VIETNAM SEES STEADY FDI DISBURSEMENT BUT SLOWER EXPANSION IN JANUARY

Workers are seen at a factory in HCMC - PHOTO: ARCHIVES

HCMC – Foreign direct investment (FDI) disbursement in Vietnam rose in January, while newly registered capital fell sharply, pointing to stable project implementation but slower investment expansion.

Data from the Ministry of Finance showed that January FDI disbursement increased 11.26% year-on-year to US$1.68 billion, reflecting continued execution and expansion of existing foreign-invested projects.

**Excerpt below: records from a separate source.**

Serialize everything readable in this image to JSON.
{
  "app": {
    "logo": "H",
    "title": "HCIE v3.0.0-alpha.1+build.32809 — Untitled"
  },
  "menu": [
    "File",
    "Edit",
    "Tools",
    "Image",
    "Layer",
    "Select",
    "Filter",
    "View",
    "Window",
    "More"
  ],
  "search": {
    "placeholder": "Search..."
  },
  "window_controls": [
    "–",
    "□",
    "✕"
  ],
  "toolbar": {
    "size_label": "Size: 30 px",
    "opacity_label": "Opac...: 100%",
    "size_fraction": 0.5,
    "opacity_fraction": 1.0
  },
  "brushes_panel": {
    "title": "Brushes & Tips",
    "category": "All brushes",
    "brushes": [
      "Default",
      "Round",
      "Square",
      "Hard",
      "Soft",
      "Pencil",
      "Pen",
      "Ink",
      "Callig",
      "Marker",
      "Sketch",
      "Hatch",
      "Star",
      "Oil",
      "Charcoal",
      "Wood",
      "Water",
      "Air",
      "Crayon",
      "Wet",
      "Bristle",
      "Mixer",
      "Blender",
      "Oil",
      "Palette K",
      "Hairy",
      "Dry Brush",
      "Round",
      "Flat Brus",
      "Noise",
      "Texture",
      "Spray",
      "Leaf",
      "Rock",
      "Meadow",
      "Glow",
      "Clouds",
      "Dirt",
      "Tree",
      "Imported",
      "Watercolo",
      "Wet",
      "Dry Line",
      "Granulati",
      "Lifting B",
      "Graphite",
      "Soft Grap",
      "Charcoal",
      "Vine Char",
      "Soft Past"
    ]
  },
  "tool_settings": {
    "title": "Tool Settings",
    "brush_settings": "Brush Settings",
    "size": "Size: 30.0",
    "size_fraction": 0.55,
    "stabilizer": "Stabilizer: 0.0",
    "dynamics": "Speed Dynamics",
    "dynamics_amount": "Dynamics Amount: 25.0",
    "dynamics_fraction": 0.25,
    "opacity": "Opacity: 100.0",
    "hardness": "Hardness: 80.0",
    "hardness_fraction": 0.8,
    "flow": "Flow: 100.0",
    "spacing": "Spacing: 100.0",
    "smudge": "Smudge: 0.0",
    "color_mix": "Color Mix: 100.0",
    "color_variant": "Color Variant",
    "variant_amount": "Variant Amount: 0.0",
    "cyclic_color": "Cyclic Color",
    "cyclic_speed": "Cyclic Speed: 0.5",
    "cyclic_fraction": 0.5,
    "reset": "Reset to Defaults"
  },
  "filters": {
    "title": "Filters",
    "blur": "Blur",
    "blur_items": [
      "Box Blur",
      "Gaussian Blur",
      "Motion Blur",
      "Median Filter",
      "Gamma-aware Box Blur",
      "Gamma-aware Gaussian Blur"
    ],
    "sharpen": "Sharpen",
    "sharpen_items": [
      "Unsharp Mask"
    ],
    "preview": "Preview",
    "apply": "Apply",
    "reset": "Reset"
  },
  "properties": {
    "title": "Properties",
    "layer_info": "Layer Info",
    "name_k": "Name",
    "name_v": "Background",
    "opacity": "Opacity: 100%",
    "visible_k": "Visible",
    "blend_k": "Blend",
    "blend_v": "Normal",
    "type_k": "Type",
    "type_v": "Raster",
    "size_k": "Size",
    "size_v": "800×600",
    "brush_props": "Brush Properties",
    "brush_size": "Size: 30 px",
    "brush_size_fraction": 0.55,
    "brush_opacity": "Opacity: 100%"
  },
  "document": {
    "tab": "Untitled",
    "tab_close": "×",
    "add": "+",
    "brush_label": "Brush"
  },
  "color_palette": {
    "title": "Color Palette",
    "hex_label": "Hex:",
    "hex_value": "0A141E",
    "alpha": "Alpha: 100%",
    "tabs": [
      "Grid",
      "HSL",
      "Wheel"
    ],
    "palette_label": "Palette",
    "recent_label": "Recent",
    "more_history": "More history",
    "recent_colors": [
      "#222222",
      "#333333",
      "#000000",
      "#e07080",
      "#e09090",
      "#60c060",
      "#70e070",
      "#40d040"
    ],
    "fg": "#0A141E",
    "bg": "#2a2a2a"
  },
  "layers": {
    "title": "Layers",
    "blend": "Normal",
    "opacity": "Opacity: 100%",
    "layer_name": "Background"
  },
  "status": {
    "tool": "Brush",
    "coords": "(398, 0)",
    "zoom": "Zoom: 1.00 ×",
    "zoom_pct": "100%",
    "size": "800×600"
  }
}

In contrast, total registered FDI declined 40.58% year-on-year to nearly US$2.58 billion, down from over US$4.33 billion in January 2025. The drop was largely due to a steep fall in additional capital injected into ongoing projects.

Newly licensed projects attracted around US$1.49 billion across 349 projects, rising 15.71% in value and 23.76% in number compared with the same period last year. However, adjusted capital plunged 67.4% to US$888.5 million, while capital contributions and share purchases declined 38.57% to US$198.3 million.

The Ministry of Finance attributed the overall decline in registered capital to a high comparison base last year, when several large projects recorded exceptional capital increases, and noted that new investment inflows continued to rise.

Manufacturing remained the largest recipient of registered FDI, drawing over US$1.96 billion, or 76.28% of the total. Real estate followed with US$249.6 million, while information and communications received US$134.2 million, and wholesale and retail trade US$124.2 million.

By source, Singapore led with US$1.07 billion, accounting for 41.54% of total registered capital. South Korea, China, and Japan followed. The four Asian economies together contributed about 86% of total FDI commitments in January.